Thank you Jenn and Erika for sharing your stories… both sent chills into my bones. However, your candid explanations are crucial. This is the way changes will be made… starting a dialogue, pointing out the flaws in the system, but also highlighting the positives (e.g. supervisors that stepped up when they didn’t have to, supportive partners, etc.). Do funding agencies really want their PIs spending a chunk of their grants to “emergency fund” post-docs because the system is so flawed? I’d think not. Well done ladies… thank you.
My husband and I are both post-docs and we have two children. We did our degrees in Canada and then, for the change and the experience, we came to Europe for post-doc positions.

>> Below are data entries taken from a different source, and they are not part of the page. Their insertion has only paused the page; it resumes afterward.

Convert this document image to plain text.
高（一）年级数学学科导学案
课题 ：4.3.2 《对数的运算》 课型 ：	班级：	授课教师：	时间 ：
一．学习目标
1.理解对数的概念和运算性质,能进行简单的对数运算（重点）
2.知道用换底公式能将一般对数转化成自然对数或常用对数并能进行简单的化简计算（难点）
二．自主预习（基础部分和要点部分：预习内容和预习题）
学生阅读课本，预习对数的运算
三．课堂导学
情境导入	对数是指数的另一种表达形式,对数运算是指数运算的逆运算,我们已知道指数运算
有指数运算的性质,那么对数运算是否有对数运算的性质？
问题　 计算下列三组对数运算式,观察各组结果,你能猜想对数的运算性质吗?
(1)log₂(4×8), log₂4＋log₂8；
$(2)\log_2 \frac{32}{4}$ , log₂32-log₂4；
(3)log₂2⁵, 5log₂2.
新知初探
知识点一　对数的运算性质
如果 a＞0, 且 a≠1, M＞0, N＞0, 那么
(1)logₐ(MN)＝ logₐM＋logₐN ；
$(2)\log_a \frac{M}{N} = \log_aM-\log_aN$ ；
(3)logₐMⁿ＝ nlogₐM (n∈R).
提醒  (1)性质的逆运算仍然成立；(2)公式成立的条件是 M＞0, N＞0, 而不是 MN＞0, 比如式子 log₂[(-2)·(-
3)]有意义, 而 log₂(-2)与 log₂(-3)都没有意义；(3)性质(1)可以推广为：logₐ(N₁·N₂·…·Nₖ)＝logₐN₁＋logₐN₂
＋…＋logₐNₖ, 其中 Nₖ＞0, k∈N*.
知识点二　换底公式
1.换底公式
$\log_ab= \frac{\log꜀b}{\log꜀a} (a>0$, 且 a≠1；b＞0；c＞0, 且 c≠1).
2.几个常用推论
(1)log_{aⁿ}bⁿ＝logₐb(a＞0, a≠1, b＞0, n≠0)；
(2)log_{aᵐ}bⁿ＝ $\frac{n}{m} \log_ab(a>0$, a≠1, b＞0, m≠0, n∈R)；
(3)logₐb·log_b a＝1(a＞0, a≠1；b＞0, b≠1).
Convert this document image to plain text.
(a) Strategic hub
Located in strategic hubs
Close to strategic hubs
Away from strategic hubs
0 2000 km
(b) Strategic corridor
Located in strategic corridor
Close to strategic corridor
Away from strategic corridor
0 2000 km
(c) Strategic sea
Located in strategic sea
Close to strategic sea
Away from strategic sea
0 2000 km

The science research life is often seen as one of solitary endeavor, and can feel quite isolating at times. In some ways having children exacerbates that, particularly as a Canadian post-doc in Europe. Post-docs with children are the minority everywhere  and in Europe people tend to finish their degrees at a younger age, so are less likely to have procreated by the time they start their post-doc. Quite apart from the fact that a parent can be viewed as a quaint misfit in a lab full of young hip(?) soon-to-be-discovereds, as a parent you are frustratingly unable to physically participate in the social life of the group. Spontaneous Friday trips to the pub don’t match with the day care schedule! I like beer as much as the next person (perhaps not all the next people in England, but I like it) so I was sad not to go, and I also know that not being there left me out of the loop when it came to some projects and informal collaborations.
BUT although the parent may not be able to fully participate in the social life of the lab she or he has the wonderful advantage of having a satisfying life ‘outside’. Not only does this mean I go home at the end of the day, I must change my focus, I have a different perspective. Work-life ‘balance’ is achieved because it must be, and the researcher-parent benefits from the different ideas this generates; these complement the ideas from the single-minded focus of the soon-to-be-d’s.
Also, having children drags you into the outside world through contacts with teachers, carers, parents of friends, the public-health nurse, if your children are as adventurous (crazy and uncontrolled) as mine. Again, valuable perspective is gained, and you get good experience explaining your research to people with a variety of backgrounds. Heck, you get to MEET people with a variety of backgrounds- this must be good, no?
That’s my two cents. The third cent is, don’t be too afraid to be a mobile researcher with kids. It’s a kind of hell in some ways (the helpful grandparents are several thousand km away) but definitely do-able.
 I have no reference for this, but I feel it is true.